13 avril 2019

Le Coin des tendances du 13 avril 2019

La dépendance dans l’indépendance, le sort de nombreux travailleurs non salariés

La France compte 3,1 millions de travailleurs indépendants, soit 11,5 % de la population active contre 14,5 % au sein de l’Union européenne. Cette part dépasse 20 % en Italie ou en Grèce.

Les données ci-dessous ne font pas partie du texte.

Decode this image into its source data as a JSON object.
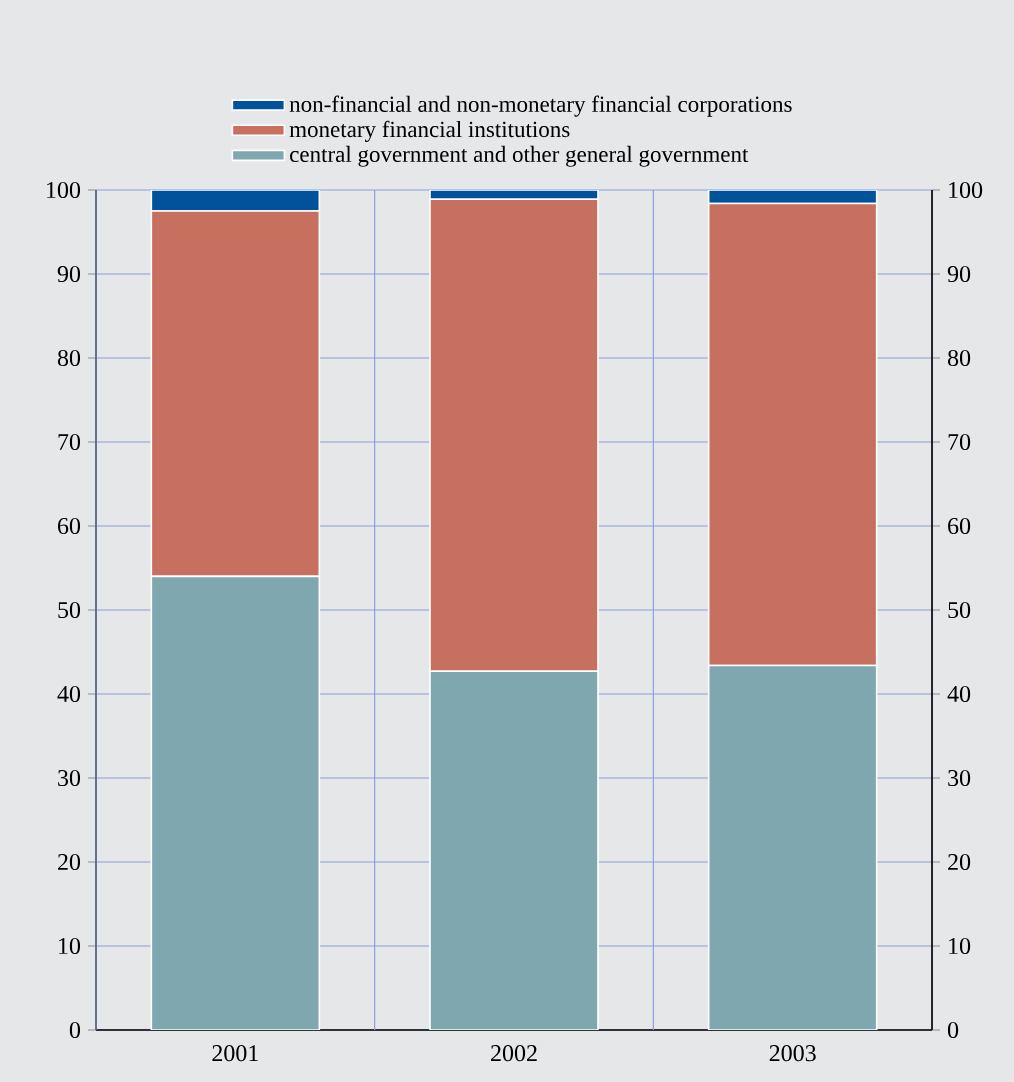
{
  "chart_data": {
    "type": "bar",
    "stacked": true,
    "categories": [
      "2001",
      "2002",
      "2003"
    ],
    "series": [
      {
        "name": "central government and other general government",
        "color": "#7fa7b0",
        "values": [
          54,
          42.7,
          43.4
        ]
      },
      {
        "name": "monetary financial institutions",
        "color": "#c87060",
        "values": [
          43.5,
          56.2,
          55
        ]
      },
      {
        "name": "non-financial and non-monetary financial corporations",
        "color": "#00529b",
        "values": [
          2.5,
          1.1,
          1.6
        ]
      }
    ],
    "ylim": [
      0,
      100
    ],
    "yticks": [
      0,
      10,
      20,
      30,
      40,
      50,
      60,
      70,
      80,
      90,
      100
    ],
    "y2lim": [
      0,
      100
    ],
    "y2ticks": [
      0,
      10,
      20,
      30,
      40,
      50,
      60,
      70,
      80,
      90,
      100
    ],
    "grid": true,
    "legend": "top"
  }
}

Dans le cadre de leurs activités, de nombreux indépendants (chefs d’entreprise, professions libérales, commerçants, artisans, micro-entrepreneurs) ne le sont pas complétement car une part dominante de leurs activités est liée à un client, à un intermédiaire ou à un fournisseur. Le critère de dépendance est avéré : sur les douze derniers mois, un client, un intermédiaire ou une relation amont est à l’origine d’au moins 75 % des revenus et toute rupture commerciale peut remettre en cause l’activité

Selon l’INSEE, 916 000 travailleurs indépendants (30 % du total des TNS) sont ainsi concernés par une relation dite dominante. Ils sont 619 000, soit 20 % des TNS, à se considérer comme dépendants. La première forme de dépendance est celle liée à un client, 70 % des cas. Cela concerne 295 000 travailleurs indépendants (10 % des TNS). La deuxième forme de dépendance est la « relation amont » qui concerne 203 000 indépendants. 121 000 indépendants connaissent une situation de dépendance à un intermédiaire.

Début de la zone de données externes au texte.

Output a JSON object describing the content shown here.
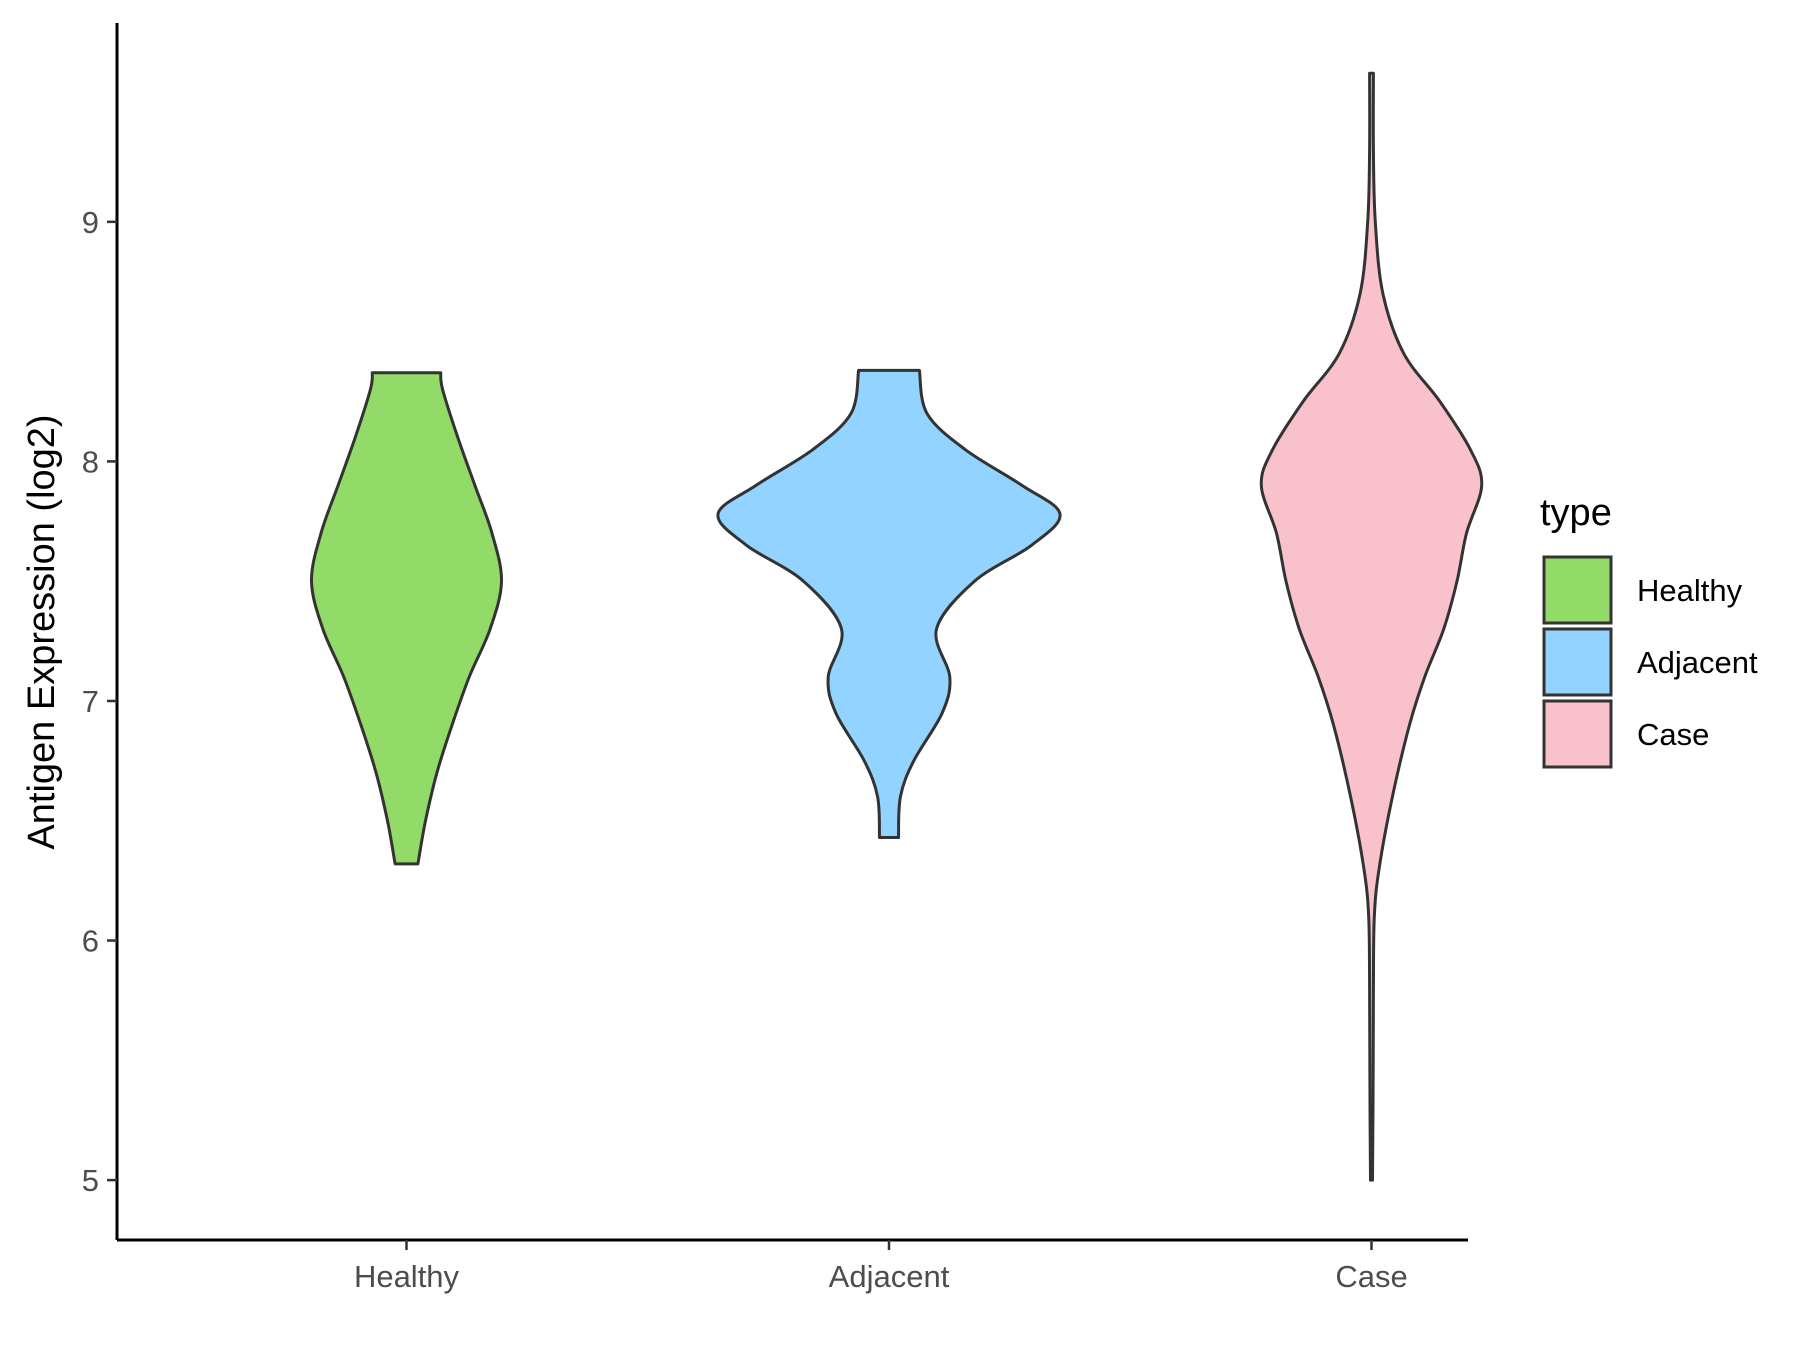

La relation « dominante » concerne un cinquième des travailleurs indépendants en France comme au sein de l’Union européenne

Au sein de l’Union européenne, 18 % des indépendants ont un client dominant (un seul client ou un client représentant au moins les trois quarts de leurs revenus lors des 12 derniers mois). Ce taux est celui constaté en France. Il est plus faible en Allemagne (15 %) ou en Espagne (13 %), mais est bien plus élevée au Royaume-Uni (29 %) ou en Suède (25 %).

Les frontières de plus en plus ténues entre salariat et travail indépendant

Le fait d’avoir un client dominant place les travailleurs indépendants dans un lien de subordination qui pourrait donner lieu à une requalification. En effet, 19 % des indépendants qui ont travaillé pour un unique client au cours des douze derniers mois déclarent que le client détermine leurs heures de début et de fin de travail, contre 8 % des indépendants dont le client principal représente moins de la moitié des revenus des douze derniers mois. En cas de dépendance amont, les indépendants dans 76 % des cas soulignent qu’ils ne sont pas maîtres de leurs tarifs. Dans 56 % de cas, ils ne sont également pas libres des horaires. Les trois quarts des indépendants concernés indiquent qu’en cas de rupture avec leur fournisseurs, leur activité aurait de forte chance d’être condamnée.

Une clientèle plus souvent constituée d’entreprises ou d’administrations

Les indépendants économiquement dépendants n’ont pas le même type de clientèle que les autres. Ils s’adressent davantage à des entreprises (48 % contre 32 % pour l’ensemble des indépendants) et deux fois plus souvent à des administrations (11 % contre 6 %). En contrepartie, ils vendent moins souvent leurs biens ou services à des particuliers (41 % contre 61 %).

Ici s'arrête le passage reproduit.